In this complaint, DWR sought declaratory judgment relating to "HCIC's actions in stripping DWR of voting rights and imposing higher assessments relating to property/stock ownership" and regarding how "the higher `municipal and industrial' assessments do not reasonably, or `equitably,' reflect any increased costs of water delivery." Further, DWR alleged in the complaint that HCIC breached its contract with DWR by "unilaterally amending its [b]ylaws and [a]rticles of [i]ncorporation after DWR's acquisition of shares to increase DWR's assessment costs." In addition, DWR sought injunctive relief and damages for "illegal assessments levied against it by HCIC," which DWR paid HCIC, and for which DWR requested the trial court to award DWR damages "to refund to DWR excess assessments paid." Accordingly, DWR's complaint challenged the assessments levied.

[3] Our holding should not be misconstrued to stand for the proposition that the mechanism may be attacked every time a new assessment is made contrary to our well-established doctrine of res judicata. Once the mechanism has been challenged `and a final judgment has been rendered on the issue, whether the judgment vindicated the plaintiff's position or not, res judicata precludes relitigation of the particular claim or issue. E.g., Miller v. USAA Cas. Ins. Co., 2002 UT 6, ¶¶ 57-58, 44 P.3d 663; Culbertson v. Bd. of County Comm'rs, 2001 UT 108, ¶ 12, 44 P.3d 642; Macris & Assocs., Inc. v. Neways, Inc., 2000 UT 93, ¶¶ 34-37, 16 P.3d 1214.
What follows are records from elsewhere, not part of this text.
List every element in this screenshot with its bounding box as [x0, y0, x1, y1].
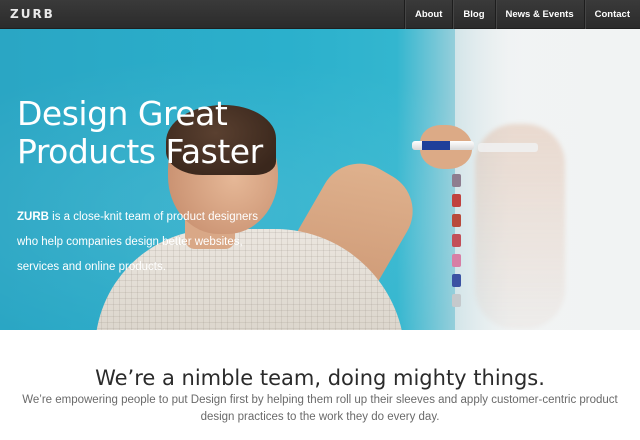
- nav-news-events-link[interactable]: News & Events: [494, 0, 584, 29]
- nav-about-link[interactable]: About: [403, 0, 452, 29]
- marker-cap: [452, 194, 461, 207]
- hero-description: ZURB is a close-knit team of product des…: [17, 205, 282, 280]
- hero-description-text: is a close-knit team of product designer…: [17, 211, 258, 273]
- top-nav-bar: ZURB About Blog News & Events Contact: [0, 0, 640, 29]
- hero-brand-name: ZURB: [17, 211, 49, 223]
- marker-cap: [452, 214, 461, 227]
- nav-blog-link[interactable]: Blog: [452, 0, 494, 29]
- whiteboard-marker: [412, 141, 474, 150]
- hero-title-line1: Design Great: [17, 94, 228, 133]
- marker-cap: [452, 174, 461, 187]
- hero-title-line2: Products Faster: [17, 132, 263, 171]
- main-nav: About Blog News & Events Contact: [403, 0, 640, 29]
- marker-cap: [452, 294, 461, 307]
- marker-reflection: [478, 143, 538, 152]
- person-reflection: [475, 124, 565, 329]
- zurb-logo[interactable]: ZURB: [10, 7, 55, 21]
- marker-cap: [452, 254, 461, 267]
- intro-section: We’re a nimble team, doing mighty things…: [0, 330, 640, 440]
- marker-cap: [452, 274, 461, 287]
- intro-text: We’re empowering people to put Design fi…: [22, 394, 618, 423]
- nav-contact-link[interactable]: Contact: [583, 0, 640, 29]
- hero-banner: Design Great Products Faster ZURB is a c…: [0, 29, 640, 330]
- marker-band: [422, 141, 450, 150]
- marker-cap: [452, 234, 461, 247]
- hero-title: Design Great Products Faster: [17, 95, 337, 171]
- intro-heading: We’re a nimble team, doing mighty things…: [95, 366, 545, 390]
[4] For a period of time, Williams, 95 Utah 376, 81 P.2d 649, and Salt Lake City, 93 Utah 510, 74 P.2d 657, were superseded by a specific statutory limitation period directly applicable to workers' compensation cases, as noted by McKee v. Industrial Commission, 115 Utah 550, 554, 206 P.2d 715, 717 (1949). However, in 1990, that statute was repealed. S.B. 35, 48th Leg., Gen. Sess., 1990 Utah Laws 69. Nevertheless, despite the specific statutory history involved in these cases, the general analysis we employed with respect to when the limitation period of section 78-12-26(4) commenced running was never in doubt, and we are not hesitant to rely upon that analysis here.